A white Department of Correction bus zoomed by Benny Boscio as he stood outside of Rikers Island. The driver saluted. Boscio waved. 

It’s a simple gesture to New York’s boldest, a team of 8,000 correction officers that Boscio now represents.

“I think I am well known throughout the department,” Boscio told NY1. "I ran a strong campaign. People believed in me."

Boscio is the new leader of the Correction Officers’ Benevolent Association. He ousted his predecessor by more than 1,200 votes at the end of June.

It was a surprise victory, and a complete upheaval for the union.
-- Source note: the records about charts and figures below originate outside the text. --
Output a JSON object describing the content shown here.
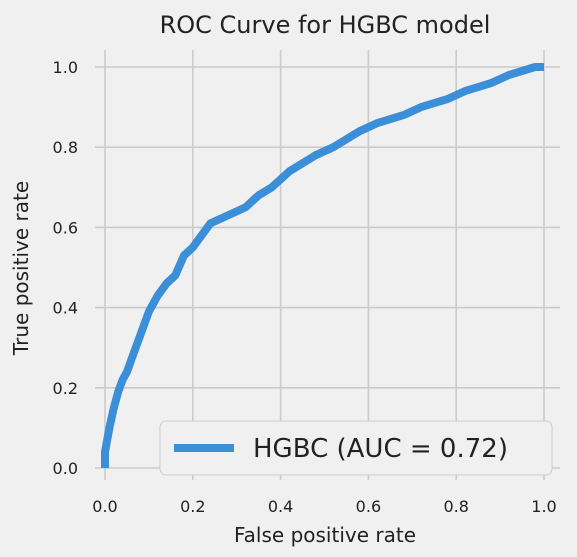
{
  "chart_data": {
    "type": "line",
    "title": "ROC Curve for HGBC model",
    "xlabel": "False positive rate",
    "ylabel": "True positive rate",
    "xlim": [
      0.0,
      1.0
    ],
    "ylim": [
      0.0,
      1.0
    ],
    "xticks": [
      "0.0",
      "0.2",
      "0.4",
      "0.6",
      "0.8",
      "1.0"
    ],
    "yticks": [
      "0.0",
      "0.2",
      "0.4",
      "0.6",
      "0.8",
      "1.0"
    ],
    "grid": true,
    "legend_position": "bottom-right",
    "background_color": "#f0f0f0",
    "grid_color": "#cbcbcb",
    "series": [
      {
        "name": "HGBC (AUC = 0.72)",
        "color": "#3b8ed8",
        "x": [
          0.0,
          0.0,
          0.01,
          0.02,
          0.03,
          0.04,
          0.05,
          0.06,
          0.07,
          0.08,
          0.09,
          0.1,
          0.12,
          0.14,
          0.16,
          0.18,
          0.2,
          0.22,
          0.24,
          0.26,
          0.28,
          0.3,
          0.32,
          0.35,
          0.38,
          0.4,
          0.42,
          0.45,
          0.48,
          0.5,
          0.52,
          0.55,
          0.58,
          0.6,
          0.62,
          0.65,
          0.68,
          0.7,
          0.72,
          0.75,
          0.78,
          0.8,
          0.82,
          0.85,
          0.88,
          0.9,
          0.92,
          0.95,
          0.98,
          1.0
        ],
        "y": [
          0.0,
          0.04,
          0.1,
          0.15,
          0.19,
          0.22,
          0.24,
          0.27,
          0.3,
          0.33,
          0.36,
          0.39,
          0.43,
          0.46,
          0.48,
          0.53,
          0.55,
          0.58,
          0.61,
          0.62,
          0.63,
          0.64,
          0.65,
          0.68,
          0.7,
          0.72,
          0.74,
          0.76,
          0.78,
          0.79,
          0.8,
          0.82,
          0.84,
          0.85,
          0.86,
          0.87,
          0.88,
          0.89,
          0.9,
          0.91,
          0.92,
          0.93,
          0.94,
          0.95,
          0.96,
          0.97,
          0.98,
          0.99,
          1.0,
          1.0
        ]
      }
    ]
  }
}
Of its 15 board members, 11 are new.

“I just feel like we didn’t have a strong enough voice with my predecessor,” Boscio told us during his first television interview in COBA headquarters in Queens. "I felt like our issues weren’t being addressed the way they should have been. We get a bad rap.”
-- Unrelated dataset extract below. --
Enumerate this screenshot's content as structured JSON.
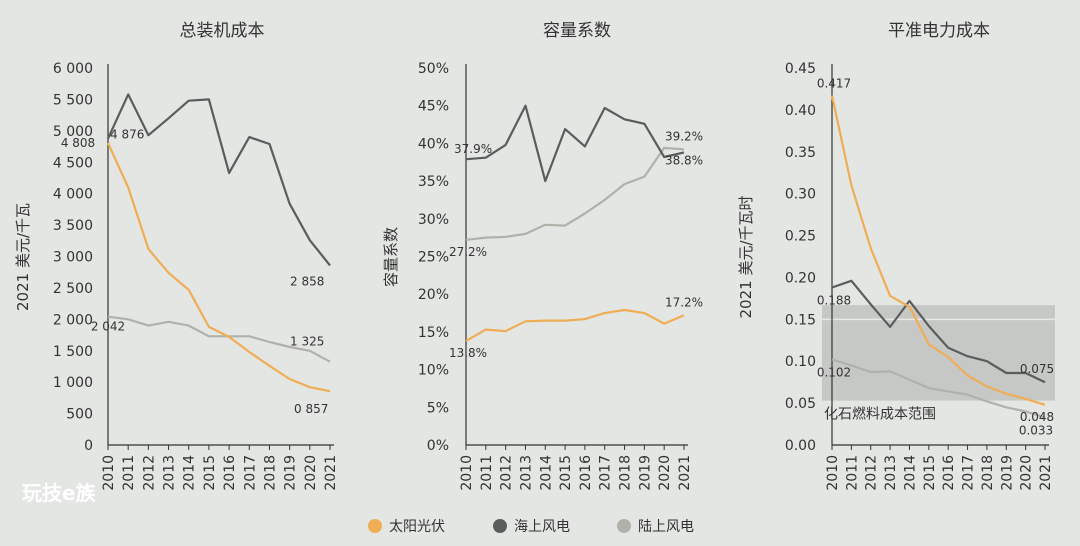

That rap being that officers are aggressive or worse.

“This false narrative that’s out there that we are monsters,” Boscio said. “It’s really not true.”
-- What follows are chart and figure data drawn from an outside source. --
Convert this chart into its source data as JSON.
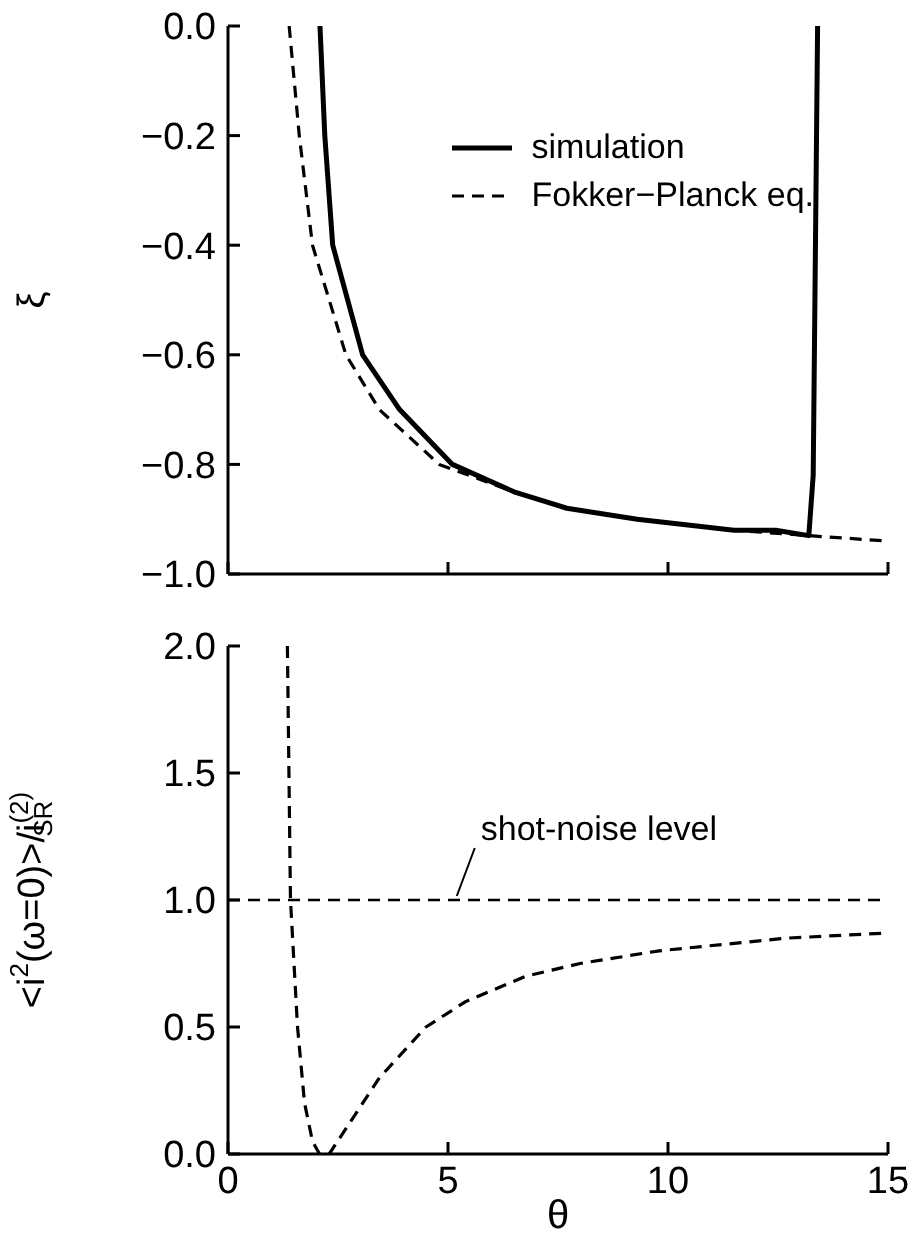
{
  "chart_data": [
    {
      "type": "line",
      "ylabel": "ξ",
      "xlim": [
        0,
        15
      ],
      "xticks": [
        0,
        5,
        10,
        15
      ],
      "ylim": [
        -1,
        0
      ],
      "yticks": [
        {
          "value": 0,
          "label": "0.0"
        },
        -0.2,
        -0.4,
        -0.6,
        -0.8,
        {
          "value": -1,
          "label": "−1.0"
        }
      ],
      "tick_labels": "y",
      "legend": "top right",
      "marker": "none",
      "grid": false,
      "series": [
        {
          "name": "simulation",
          "color": "#000000",
          "line_style": "solid",
          "x": [
            2.09,
            2.2,
            2.38,
            3.06,
            3.9,
            5.1,
            6.5,
            7.7,
            9.3,
            11.5,
            12.45,
            13.2,
            13.3,
            13.4
          ],
          "values": [
            0,
            -0.2,
            -0.4,
            -0.6,
            -0.7,
            -0.8,
            -0.85,
            -0.88,
            -0.9,
            -0.92,
            -0.92,
            -0.93,
            -0.82,
            0
          ]
        },
        {
          "name": "Fokker−Planck eq.",
          "color": "#000000",
          "line_style": "dashed",
          "x": [
            1.39,
            1.62,
            1.92,
            2.68,
            3.44,
            4.8,
            6.5,
            7.7,
            9.3,
            11.5,
            13.2,
            15
          ],
          "values": [
            0,
            -0.2,
            -0.4,
            -0.6,
            -0.7,
            -0.8,
            -0.85,
            -0.88,
            -0.9,
            -0.92,
            -0.93,
            -0.94
          ]
        }
      ]
    },
    {
      "type": "line",
      "xlabel": "θ",
      "ylabel": "<i$^{2}$(ω=0)>/i$^{(2)}$$_{SR}$",
      "xlim": [
        0,
        15
      ],
      "xticks": [
        0,
        5,
        10,
        15
      ],
      "ylim": [
        0,
        2
      ],
      "yticks": [
        {
          "value": 0,
          "label": "0.0"
        },
        {
          "value": 0.5,
          "label": "0.5"
        },
        {
          "value": 1,
          "label": "1.0"
        },
        {
          "value": 1.5,
          "label": "1.5"
        },
        {
          "value": 2,
          "label": "2.0"
        }
      ],
      "legend": false,
      "marker": "none",
      "grid": false,
      "ref_lines": [
        {
          "axis": "y",
          "value": 1,
          "color": "#000000",
          "line_style": "dashed"
        }
      ],
      "annotations": [
        {
          "text": "shot-noise level",
          "x": 5.2,
          "y": 1
        }
      ],
      "series": [
        {
          "color": "#000000",
          "line_style": "dashed",
          "x": [
            1.35,
            1.42,
            1.58,
            1.74,
            1.92,
            2.08,
            2.3,
            2.68,
            3.44,
            4.5,
            5.4,
            6.77,
            8,
            9.8,
            12.7,
            15
          ],
          "values": [
            2,
            1,
            0.5,
            0.2,
            0.05,
            0,
            0,
            0.1,
            0.3,
            0.5,
            0.6,
            0.7,
            0.75,
            0.8,
            0.85,
            0.87
          ]
        }
      ]
    }
  ]
}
Boscio has spent decades at the Department of Correction. He became a correction officer in 1999, and he has been involved with the union for years.

His predecessor, Elias Husamadeen, was an outspoken and constant thorn for the de Blasio administration. Boscio may deploy the same tactic.

“When you first start a relationship, everybody should get the benefit of the doubt. You should try to get your point across and have open communication. And if that doesn’t work and our relationship deteriorates, we’ll take it from there,” Boscio said.

What about his personal thoughts on the mayor?

“I am not really happy with a lot of the things the mayor has done when it comes to criminal justice and this crime wave that is happening in our city,” he said. "We are too lackadaisical on the people committing crimes in New York."

For years, the union blasted the de Blasio administration’s criminal justice reforms, including doing away with solitary confinement for inmates under 21 years old.

Two days after Boscio was elected, the mayor announced the city would move to end solitary confinement for everyone in city jails. He created a panel to figure out how to do it.

“I did not know the announcement was coming. I was basically left a message from the chairwoman of the Board of Correction, I think the day after I got elected,” he said. "I just became the president, and then ‘boom,' I am named based on a voicemail they left.”

Boscio isn’t changing the union’s position on ending solitary confinement, otherwise known as punitive segregation.

“I am not in an agreement with it at all. We can’t end it. We have to have something in place,” he told NY1. "By no means can we do away with something like that. What do we do with these inmates? It’s open season on my members as it is."

That’s not the only reform Boscio is against. Take closing Rikers Island.

“It would be less costly to the taxpayer to renovate the jails on Rikers Island and fix them,” he said.

Rikers, he added, is best situated to handle the city’s alleged criminals.